Dla Sandecji był to ósmy kolejny mecz ekstraklasy, w którym nie potrafiła wygrać. - Nie wiem, co się z nami dzieje. Myślę jednak, że wszystko co złe siedzi w naszych głowach. Musimy to jakoś przełamać, coś zmienić. Jak wiadomo każda zła seria kiedyś się kończy i tak zapewne będzie też w naszym przypadku. Musimy być optymistami.
Tymczasem Piast Gliwice zremisował swoje spotkanie z Pogonią w Szczecinie 2:2. Dzięki wywalczeniu tego „oczka” gliwiczanie plasujący się na przedostatnim miejscu w lidze tracą już tylko jeden punkt do sądeczan i Cracovii, które uzbierały po 18 pkt.

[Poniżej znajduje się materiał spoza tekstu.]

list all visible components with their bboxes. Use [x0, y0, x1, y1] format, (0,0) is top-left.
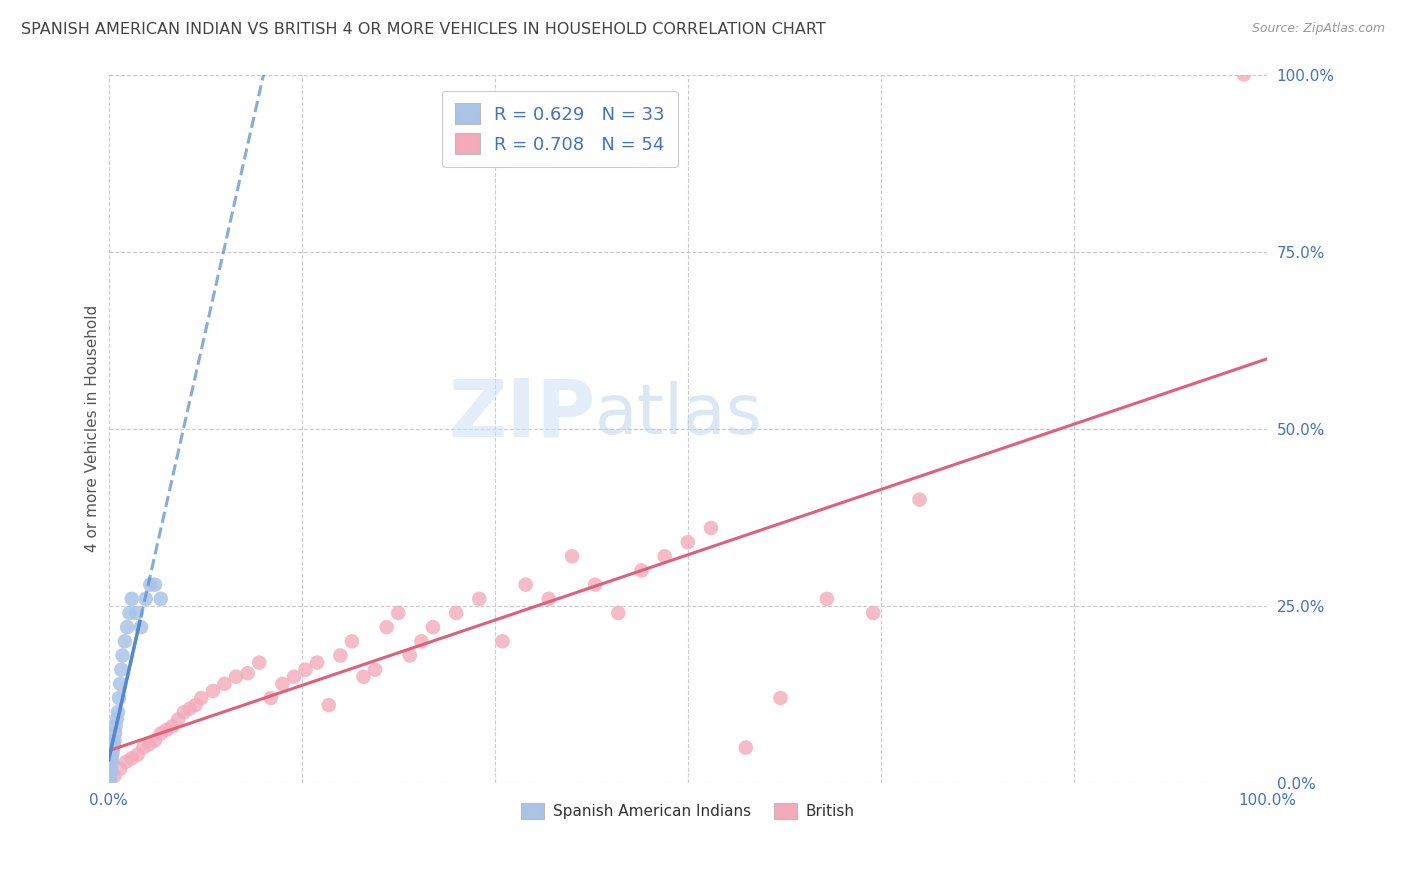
- Point: [149, 726, 172, 740]
- Point: [318, 698, 340, 712]
- Point: [103, 737, 125, 751]
- Point: [364, 663, 387, 677]
- Point: [101, 751, 124, 765]
- Point: [110, 762, 132, 776]
- Point: [98, 774, 121, 789]
- Point: [103, 740, 125, 755]
- Point: [104, 719, 127, 733]
- Legend: Spanish American Indians, British: Spanish American Indians, British: [515, 797, 860, 825]
- Point: [561, 549, 583, 564]
- Point: [135, 591, 157, 606]
- Point: [108, 691, 131, 706]
- Point: [143, 577, 166, 591]
- Point: [654, 549, 676, 564]
- Point: [387, 606, 409, 620]
- Point: [125, 606, 148, 620]
- Point: [115, 620, 138, 634]
- Point: [340, 634, 363, 648]
- Point: [908, 492, 931, 507]
- Point: [138, 737, 160, 751]
- Point: [283, 670, 305, 684]
- Point: [100, 762, 122, 776]
- Point: [139, 577, 162, 591]
- Point: [815, 591, 838, 606]
- Point: [179, 701, 201, 715]
- Text: ZIP: ZIP: [449, 376, 595, 454]
- Point: [190, 691, 212, 706]
- Point: [111, 648, 134, 663]
- Point: [260, 691, 283, 706]
- Point: [167, 712, 190, 726]
- Point: [155, 723, 177, 737]
- Point: [329, 648, 352, 663]
- Point: [734, 740, 756, 755]
- Point: [583, 577, 606, 591]
- Point: [100, 762, 122, 776]
- Point: [247, 656, 270, 670]
- Point: [537, 591, 560, 606]
- Point: [121, 591, 143, 606]
- Point: [444, 606, 467, 620]
- Y-axis label: 4 or more Vehicles in Household: 4 or more Vehicles in Household: [86, 305, 100, 552]
- Point: [411, 634, 433, 648]
- Point: [630, 564, 652, 578]
- Point: [98, 769, 121, 783]
- Text: Source: ZipAtlas.com: Source: ZipAtlas.com: [1251, 22, 1385, 36]
- Point: [98, 770, 121, 784]
- Point: [107, 705, 129, 719]
- Point: [110, 677, 132, 691]
- Point: [118, 606, 141, 620]
- Point: [103, 733, 125, 747]
- Point: [110, 663, 132, 677]
- Point: [101, 744, 124, 758]
- Point: [114, 634, 136, 648]
- Text: atlas: atlas: [595, 381, 763, 448]
- Point: [769, 691, 792, 706]
- Text: SPANISH AMERICAN INDIAN VS BRITISH 4 OR MORE VEHICLES IN HOUSEHOLD CORRELATION C: SPANISH AMERICAN INDIAN VS BRITISH 4 OR …: [21, 22, 825, 37]
- Point: [271, 677, 294, 691]
- Point: [700, 521, 723, 535]
- Point: [98, 772, 121, 787]
- Point: [607, 606, 630, 620]
- Point: [422, 620, 444, 634]
- Point: [127, 747, 149, 762]
- Point: [307, 656, 329, 670]
- Point: [100, 758, 122, 772]
- Point: [103, 769, 125, 783]
- Point: [184, 698, 207, 712]
- Point: [491, 634, 513, 648]
- Point: [214, 677, 236, 691]
- Point: [105, 712, 128, 726]
- Point: [353, 670, 375, 684]
- Point: [398, 648, 420, 663]
- Point: [149, 591, 172, 606]
- Point: [132, 740, 155, 755]
- Point: [129, 620, 152, 634]
- Point: [173, 705, 195, 719]
- Point: [862, 606, 884, 620]
- Point: [115, 755, 138, 769]
- Point: [375, 620, 398, 634]
- Point: [101, 747, 124, 762]
- Point: [468, 591, 491, 606]
- Point: [100, 755, 122, 769]
- Point: [225, 670, 247, 684]
- Point: [143, 733, 166, 747]
- Point: [201, 684, 224, 698]
- Point: [121, 751, 143, 765]
- Point: [98, 765, 121, 780]
- Point: [104, 726, 127, 740]
- Point: [294, 663, 316, 677]
- Point: [162, 719, 184, 733]
- Point: [1233, 68, 1256, 82]
- Point: [236, 666, 259, 681]
- Point: [676, 535, 699, 549]
- Point: [515, 577, 537, 591]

- Niestety, ale nie możemy liczyć na wyniki innych drużyn, że ktoś nam w jakiś sposób pomoże, coś ułatwi. Tak to nie działa. Po prostu sami musimy zacząć punktować, najlepiej za trzy. W Przeciwnym razie nic się nie zmieni i dalej będzie tak jak teraz. Nie da się też ukryć, że naszym celem od początku sezonu jest utrzymanie się w ekstraklasie. Tak było po każdej kolejce, nawet po naszych nieoczekiwanych zwycięstwach. Przed nami jeszcze sporo kolejek, w których będziemy chcieli zaprezentować się jak najlepiej. Wiemy, o co gramy.
Teraz przed Sandecją trudny mecz z podrażnioną Legią Warszawa, która ostatnio przegrała w Kielcach z Koroną 2:3. - Zdajemy sobie sprawę z tego, że w takim spotkaniu z pewnością ciężko będzie przełamać naszą złą passę. Nie pozostaje nam jednak nic innego jak wierzyć w to, że jednak wygramy. Kilka razy pokazywaliśmy już bowiem w trwającym sezonie, że potrafimy pokonywać te topowe zespoły, faworytów (3:1 z Jagiellonią Białystok i 3:2 z Lechią Gdańsk - przyp. red.). Fajnie, żeby podobnie było w starciu z warszawianami. Na pewno nie będziemy odstawiać nogi i nie przestraszymy się przeciwnika. Ekstraklasa jest nieobliczalna, w tej lidze wszystko może się zdarzyć - podsumował Danek.